Grand Teton Invites Public to Join Ranger-Led Programs to Observe Strutting Sage Grouse

by Amy Myers

Grand Teton National Park is celebrating springtime by introducing some new ranger-led programs that allow visitors to see sage grouse in all their glory. Spring is mating season for many aviary species. However, the mating dance that male grouses perform for their potential spouses is unlike any other.

With a small head and a chubby, round body, sage grouses are the largest of the species in North America. When males display themselves on bare patches of earth, otherwise known as leks, they accentuate their size. They puff out their bulbous chests and yellow air sacs and spread their spiky feathers into a fan. Sage grouses, both male and female, tend to range from 22.1 to 29.5 inches. They can weigh as little as 49.4 ounces and as many as 102.3 ounces.

These creatures’ unique breeding dance is a huge pull to Grand Teton National Park. So, in order to allow guests to safely view this annual ritual, rangers will be leading programs on Saturday, April 23, Sunday, April 24, and Saturday, April 30. These programs will begin at the Craig Thomas Discovery and Visitor Center at 5:30 a.m. each day and will last three hours. Upon arrival, participants will travel in their own vehicles to the Mormon Row Area with the naturalist. In order to participate, you will need to make a reservation here. There is no fee. During the program, Grand Teton park rangers will provide information about sage grouse and conservation efforts occurring in Western states where sage grouse populations are declining.

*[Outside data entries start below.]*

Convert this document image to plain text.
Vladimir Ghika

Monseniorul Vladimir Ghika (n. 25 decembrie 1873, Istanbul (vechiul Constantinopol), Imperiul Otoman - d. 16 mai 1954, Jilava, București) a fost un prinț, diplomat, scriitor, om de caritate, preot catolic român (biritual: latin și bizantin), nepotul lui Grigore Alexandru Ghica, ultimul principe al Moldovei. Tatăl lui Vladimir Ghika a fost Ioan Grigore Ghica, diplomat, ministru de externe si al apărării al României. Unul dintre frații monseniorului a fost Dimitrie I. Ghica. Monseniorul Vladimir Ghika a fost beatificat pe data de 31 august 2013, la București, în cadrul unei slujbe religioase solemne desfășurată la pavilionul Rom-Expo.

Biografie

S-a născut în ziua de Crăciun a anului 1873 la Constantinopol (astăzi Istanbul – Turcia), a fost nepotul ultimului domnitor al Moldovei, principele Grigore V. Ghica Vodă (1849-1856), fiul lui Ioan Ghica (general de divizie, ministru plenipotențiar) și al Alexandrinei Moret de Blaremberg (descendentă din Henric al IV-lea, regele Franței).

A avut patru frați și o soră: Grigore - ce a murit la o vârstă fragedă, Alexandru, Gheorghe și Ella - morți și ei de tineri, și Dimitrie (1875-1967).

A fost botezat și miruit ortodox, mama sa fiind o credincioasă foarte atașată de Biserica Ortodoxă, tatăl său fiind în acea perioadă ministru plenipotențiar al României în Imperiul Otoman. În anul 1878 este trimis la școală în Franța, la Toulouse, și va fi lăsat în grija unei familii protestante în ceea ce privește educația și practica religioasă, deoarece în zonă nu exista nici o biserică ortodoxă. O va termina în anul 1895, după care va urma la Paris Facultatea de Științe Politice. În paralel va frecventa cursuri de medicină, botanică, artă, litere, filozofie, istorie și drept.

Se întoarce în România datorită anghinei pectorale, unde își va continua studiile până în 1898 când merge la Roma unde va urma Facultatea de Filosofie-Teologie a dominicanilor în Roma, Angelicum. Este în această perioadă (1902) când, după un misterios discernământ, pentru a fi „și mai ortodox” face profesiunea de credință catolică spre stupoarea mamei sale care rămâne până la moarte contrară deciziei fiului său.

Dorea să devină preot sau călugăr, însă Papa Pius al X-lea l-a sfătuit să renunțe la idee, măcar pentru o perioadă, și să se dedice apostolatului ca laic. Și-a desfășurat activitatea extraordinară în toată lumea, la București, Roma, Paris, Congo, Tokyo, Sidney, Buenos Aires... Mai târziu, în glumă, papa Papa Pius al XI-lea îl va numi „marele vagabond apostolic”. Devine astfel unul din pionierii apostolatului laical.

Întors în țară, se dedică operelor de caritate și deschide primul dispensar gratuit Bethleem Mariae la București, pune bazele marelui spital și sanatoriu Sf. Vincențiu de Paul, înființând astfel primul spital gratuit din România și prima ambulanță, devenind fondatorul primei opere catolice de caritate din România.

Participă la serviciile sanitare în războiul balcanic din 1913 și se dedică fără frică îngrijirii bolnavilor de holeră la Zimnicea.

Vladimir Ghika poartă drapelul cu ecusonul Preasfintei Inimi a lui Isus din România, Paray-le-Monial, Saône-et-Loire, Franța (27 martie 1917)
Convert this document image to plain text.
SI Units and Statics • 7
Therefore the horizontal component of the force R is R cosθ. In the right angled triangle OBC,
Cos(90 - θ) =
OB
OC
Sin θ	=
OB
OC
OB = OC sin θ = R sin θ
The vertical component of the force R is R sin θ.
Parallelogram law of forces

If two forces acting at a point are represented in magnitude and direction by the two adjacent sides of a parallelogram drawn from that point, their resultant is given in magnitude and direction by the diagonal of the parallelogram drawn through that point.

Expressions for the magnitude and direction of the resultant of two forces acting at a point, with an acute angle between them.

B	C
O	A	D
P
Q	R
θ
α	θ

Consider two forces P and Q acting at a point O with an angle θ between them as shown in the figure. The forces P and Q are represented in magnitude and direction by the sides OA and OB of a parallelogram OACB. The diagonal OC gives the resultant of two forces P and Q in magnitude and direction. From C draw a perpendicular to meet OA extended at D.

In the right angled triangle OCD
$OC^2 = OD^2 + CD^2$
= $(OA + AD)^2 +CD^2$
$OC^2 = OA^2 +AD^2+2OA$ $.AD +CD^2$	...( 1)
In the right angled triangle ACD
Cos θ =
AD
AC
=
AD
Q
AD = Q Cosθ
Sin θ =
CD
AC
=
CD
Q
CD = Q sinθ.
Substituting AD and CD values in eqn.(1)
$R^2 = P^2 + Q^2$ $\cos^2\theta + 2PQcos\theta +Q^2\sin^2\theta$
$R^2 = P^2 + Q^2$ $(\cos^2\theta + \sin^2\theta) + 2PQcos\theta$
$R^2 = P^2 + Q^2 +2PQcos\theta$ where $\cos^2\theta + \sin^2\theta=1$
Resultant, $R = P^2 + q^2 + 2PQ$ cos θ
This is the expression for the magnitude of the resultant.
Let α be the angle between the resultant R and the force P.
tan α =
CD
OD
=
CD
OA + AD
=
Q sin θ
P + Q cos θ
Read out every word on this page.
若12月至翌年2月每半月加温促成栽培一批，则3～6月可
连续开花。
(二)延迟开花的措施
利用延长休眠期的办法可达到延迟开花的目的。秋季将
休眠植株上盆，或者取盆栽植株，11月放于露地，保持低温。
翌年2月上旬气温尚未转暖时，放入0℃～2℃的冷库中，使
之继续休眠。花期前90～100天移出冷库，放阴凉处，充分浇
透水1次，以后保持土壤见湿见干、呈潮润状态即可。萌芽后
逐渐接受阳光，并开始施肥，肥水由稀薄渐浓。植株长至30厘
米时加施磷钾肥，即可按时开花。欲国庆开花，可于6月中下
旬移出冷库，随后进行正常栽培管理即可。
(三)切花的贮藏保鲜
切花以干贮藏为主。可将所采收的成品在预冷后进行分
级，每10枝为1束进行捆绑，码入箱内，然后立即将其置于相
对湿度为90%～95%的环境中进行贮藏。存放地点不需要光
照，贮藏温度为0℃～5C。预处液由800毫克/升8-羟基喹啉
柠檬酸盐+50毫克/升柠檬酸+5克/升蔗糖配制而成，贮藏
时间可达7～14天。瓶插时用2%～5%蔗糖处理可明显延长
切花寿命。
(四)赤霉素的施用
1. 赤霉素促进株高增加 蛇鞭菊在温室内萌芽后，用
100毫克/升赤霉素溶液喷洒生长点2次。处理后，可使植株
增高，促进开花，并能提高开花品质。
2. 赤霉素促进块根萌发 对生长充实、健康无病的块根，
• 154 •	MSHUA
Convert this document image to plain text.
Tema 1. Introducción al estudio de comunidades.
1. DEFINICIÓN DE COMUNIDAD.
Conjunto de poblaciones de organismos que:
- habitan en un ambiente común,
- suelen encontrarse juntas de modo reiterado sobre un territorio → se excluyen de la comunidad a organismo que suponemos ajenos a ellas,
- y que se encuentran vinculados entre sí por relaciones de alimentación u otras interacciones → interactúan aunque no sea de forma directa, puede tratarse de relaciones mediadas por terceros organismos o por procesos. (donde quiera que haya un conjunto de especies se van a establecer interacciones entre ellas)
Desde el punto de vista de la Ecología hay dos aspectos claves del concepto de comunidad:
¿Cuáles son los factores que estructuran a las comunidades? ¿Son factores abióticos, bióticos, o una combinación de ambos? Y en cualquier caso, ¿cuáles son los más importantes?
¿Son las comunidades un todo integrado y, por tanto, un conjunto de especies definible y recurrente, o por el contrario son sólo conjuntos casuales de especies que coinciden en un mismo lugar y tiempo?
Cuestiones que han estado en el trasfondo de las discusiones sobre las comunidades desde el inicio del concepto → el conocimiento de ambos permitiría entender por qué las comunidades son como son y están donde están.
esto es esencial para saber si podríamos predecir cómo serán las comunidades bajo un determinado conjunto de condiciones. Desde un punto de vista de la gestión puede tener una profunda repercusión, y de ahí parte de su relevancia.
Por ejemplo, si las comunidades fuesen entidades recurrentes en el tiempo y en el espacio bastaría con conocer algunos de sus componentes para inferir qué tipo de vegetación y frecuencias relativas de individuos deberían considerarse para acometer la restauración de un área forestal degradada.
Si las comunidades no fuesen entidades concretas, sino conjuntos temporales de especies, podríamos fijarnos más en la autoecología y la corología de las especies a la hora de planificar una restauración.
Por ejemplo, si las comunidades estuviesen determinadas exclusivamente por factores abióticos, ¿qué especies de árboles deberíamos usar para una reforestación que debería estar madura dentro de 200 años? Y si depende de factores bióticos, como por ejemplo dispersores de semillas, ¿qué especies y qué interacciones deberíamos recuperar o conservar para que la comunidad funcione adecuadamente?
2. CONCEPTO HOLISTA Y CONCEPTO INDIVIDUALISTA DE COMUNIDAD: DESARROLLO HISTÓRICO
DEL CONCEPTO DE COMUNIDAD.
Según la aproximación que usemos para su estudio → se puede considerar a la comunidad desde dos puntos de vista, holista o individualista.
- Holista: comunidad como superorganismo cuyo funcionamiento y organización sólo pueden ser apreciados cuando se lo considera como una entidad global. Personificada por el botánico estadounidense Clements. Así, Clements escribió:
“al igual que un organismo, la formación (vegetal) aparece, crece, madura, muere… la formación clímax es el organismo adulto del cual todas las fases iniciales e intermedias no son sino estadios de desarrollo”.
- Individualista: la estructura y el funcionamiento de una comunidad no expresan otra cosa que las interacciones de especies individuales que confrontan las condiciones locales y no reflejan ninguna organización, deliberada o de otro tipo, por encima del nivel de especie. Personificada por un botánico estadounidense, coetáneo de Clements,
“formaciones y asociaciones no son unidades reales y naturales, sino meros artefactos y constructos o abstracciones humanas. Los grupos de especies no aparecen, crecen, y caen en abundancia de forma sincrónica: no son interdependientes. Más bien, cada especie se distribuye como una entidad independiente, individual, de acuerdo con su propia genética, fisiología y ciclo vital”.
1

Typically, sage grouse are fairly shy to visitors and disturbances. So, the park rangers’ presence will guarantee that guests can see the display in action. Take a look at this sage grouse spotted near Hudson, Wyoming.

Grand Teton Program Promotes Awareness of Sage Grouse Population Decline

Sage grouses are beloved members of Grand Teton’s ecosystem. Unfortunately, though, their numbers across the country have plummeted within the last six decades. In fact, populations have decreased by 80 percent since 1965 according to the U.S. Geological Survey.

Last spring, USGS scientists focused their study on the effectiveness of conservation efforts. They also studied what exactly contributes to habitat loss and population change.

“Every day, the USGS brings diverse stakeholders the compelling science they need to make strategic, on-the-ground policy and management decisions,” said David Applegate, associate director exercising the delegated authority of the USGS director. “With this framework in place, resource managers can more nimbly respond to population declines with actions such as redistributing monitoring efforts or prioritizing where management intervention may be needed.”

As the study continues, it’s important for western national parks to pay close attention to sage grouse behavior.

“The framework we developed will help biologists and managers make timely decisions based on annual monitoring information,” said Peter Coates, USGS scientist and lead author of the report. “This will allow them to address local issues before they have significant impacts on the population.”